Assim, a legislação e, com maior destaque, a Constituição, podem balizar os limites da atuação cautelar administrativa (tanto para medidas típicas como atípicas). A esse respeito, relembre-se que em relação aos contratos administrativos, não cabe ao TCU suspendê-los diretamente, conforme se extrai do artigo 71, §§ 1º e 2º do texto constitucional. Nessa toada, Celso Antônio Bandeira de Mello já havia apontado isso de maneira bastante lúcida em parecer a respeito do tema, tendo apresentado, em suas conclusões, que "Tribunais de Contas não têm competência para determinar sustação de contratos, independente do transcurso in albis, no Legislativo, do prazo a que alude o art. 71, §2º, da CF" [5].

Logo, reconhecer um poder geral de cautela administrativa ao TCU não implica permitir que se adotem medidas cautelares administrativas violando regras constitucionais. Não há causalidade lógica entre reconhecer um poder geral de cautela ao TCU (permissivo para a utilização de provimentos acautelatórios atípicos e para uma positivação de novas medidas cautelares típicas pelo legislador) e a adoção de suspensão de contratos administrativos diretamente pelo TCU, ou qualquer outra medida cautelar administrativa em desrespeito à legislação e à Constituição.

Em particular no que tange às suspensões diretas de contratos administrativos, argumentos metajurídicos como a necessidade de proteção ao Erário, que somente com a suspensão de contratos administrativos é que se evitará perda de dinheiro público, dentre outros, não podem servir de fundamento para que se descumpra a Constituição.

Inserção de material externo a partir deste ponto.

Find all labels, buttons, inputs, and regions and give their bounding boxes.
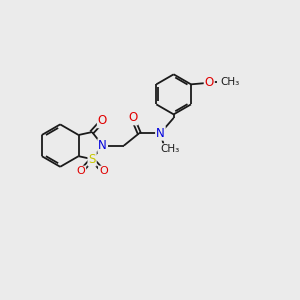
Text: O: O [76, 167, 85, 176]
Text: O: O [99, 167, 108, 176]
Text: N: N [98, 139, 107, 152]
Text: S: S [88, 153, 96, 166]
Text: CH₃: CH₃ [160, 144, 180, 154]
Text: O: O [98, 114, 107, 127]
Text: CH₃: CH₃ [220, 77, 240, 87]
Text: O: O [205, 76, 214, 89]
Text: O: O [128, 111, 137, 124]
Text: N: N [156, 127, 165, 140]
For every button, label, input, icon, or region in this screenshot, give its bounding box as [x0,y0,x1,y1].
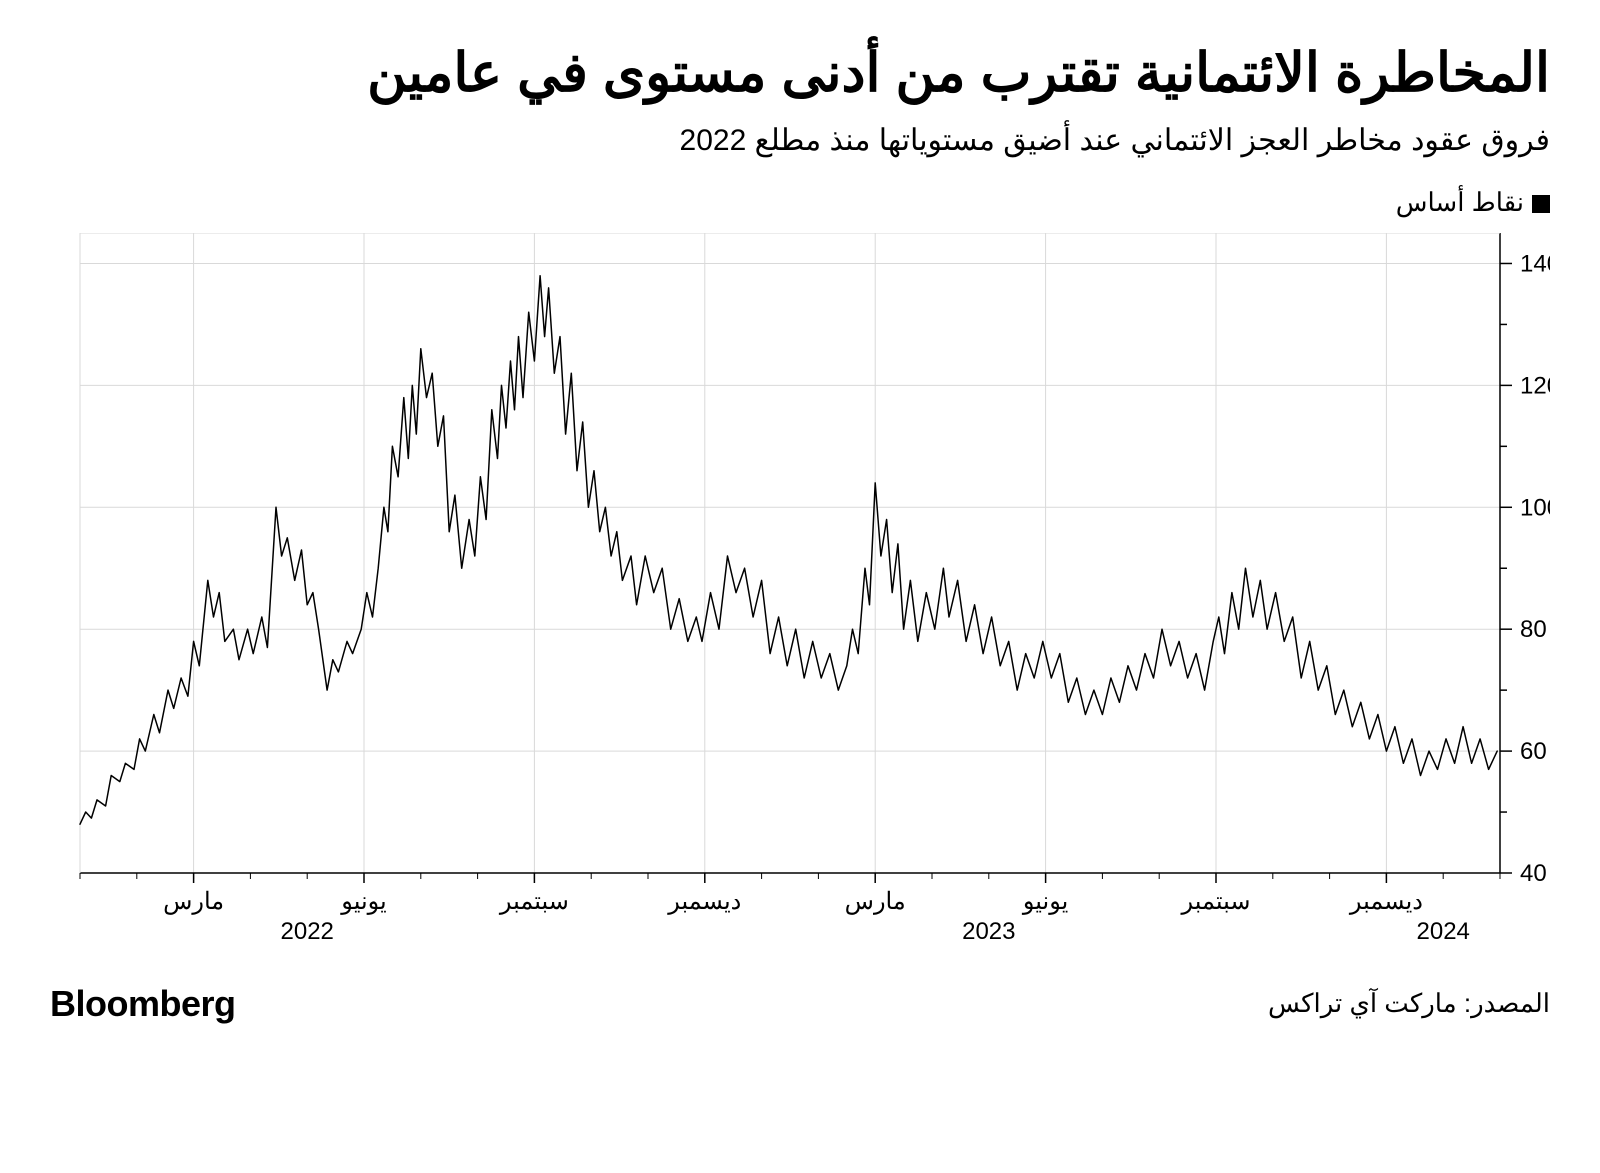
brand-logo: Bloomberg [50,983,236,1025]
svg-text:80: 80 [1520,616,1547,643]
svg-text:ديسمبر: ديسمبر [667,888,741,915]
svg-text:سبتمبر: سبتمبر [499,888,569,915]
source-text: المصدر: ماركت آي تراكس [1268,988,1550,1019]
svg-text:ديسمبر: ديسمبر [1349,888,1423,915]
chart-title: المخاطرة الائتمانية تقترب من أدنى مستوى … [50,40,1550,108]
svg-text:مارس: مارس [845,888,906,915]
svg-text:2022: 2022 [281,918,334,945]
chart-subtitle: فروق عقود مخاطر العجز الائتماني عند أضيق… [50,120,1550,162]
legend-label: نقاط أساس [1396,187,1524,217]
svg-text:100: 100 [1520,494,1550,521]
svg-text:مارس: مارس [163,888,224,915]
svg-text:يونيو: يونيو [1022,888,1068,915]
chart-footer: Bloomberg المصدر: ماركت آي تراكس [50,983,1550,1025]
chart-area: 40 60 80 100 120 140 مارس يونيو سبتمبر ديسمبر مارس… [50,233,1550,953]
svg-text:2023: 2023 [962,918,1015,945]
svg-text:40: 40 [1520,860,1547,887]
svg-text:60: 60 [1520,738,1547,765]
svg-text:يونيو: يونيو [340,888,386,915]
chart-header: المخاطرة الائتمانية تقترب من أدنى مستوى … [50,40,1550,162]
svg-text:سبتمبر: سبتمبر [1181,888,1251,915]
line-chart-svg: 40 60 80 100 120 140 مارس يونيو سبتمبر ديسمبر مارس… [50,233,1550,953]
svg-text:2024: 2024 [1417,918,1470,945]
chart-legend: نقاط أساس [50,187,1550,218]
svg-text:140: 140 [1520,250,1550,277]
legend-marker-icon [1532,195,1550,213]
svg-text:120: 120 [1520,372,1550,399]
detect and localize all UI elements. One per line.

Se foi uma boa escolha ou não do legislador constituinte é questão de política legislativa. Há solução? Sim. Emende-se a Constituição. Enquanto isso não ocorre, somente esperamos que ela não seja violada.

 


[1] CABRAL, Flávio Garcia. Medidas cautelares administrativas: regime jurídico da cautelaridade administrativa. Belo Horizonte: 2021, p.93.

[2] CABRAL, Flávio Garcia. Medidas cautelares administrativas: regime jurídico da cautelaridade administrativa. Belo Horizonte: 2021, p.149.

[3] CABRAL, Flávio Garcia. Medidas cautelares administrativas: regime jurídico da cautelaridade administrativa. Belo Horizonte: 2021, p.153.

[4] CABRAL, Flávio Garcia. Medidas cautelares administrativas: regime jurídico da cautelaridade administrativa. Belo Horizonte: 2021, p.153.

[5] BANDEIRA DE MELLO, Celso Antônio. Pareceres de direito administrativo. São Paulo: Malheiros, 2011, p. 436.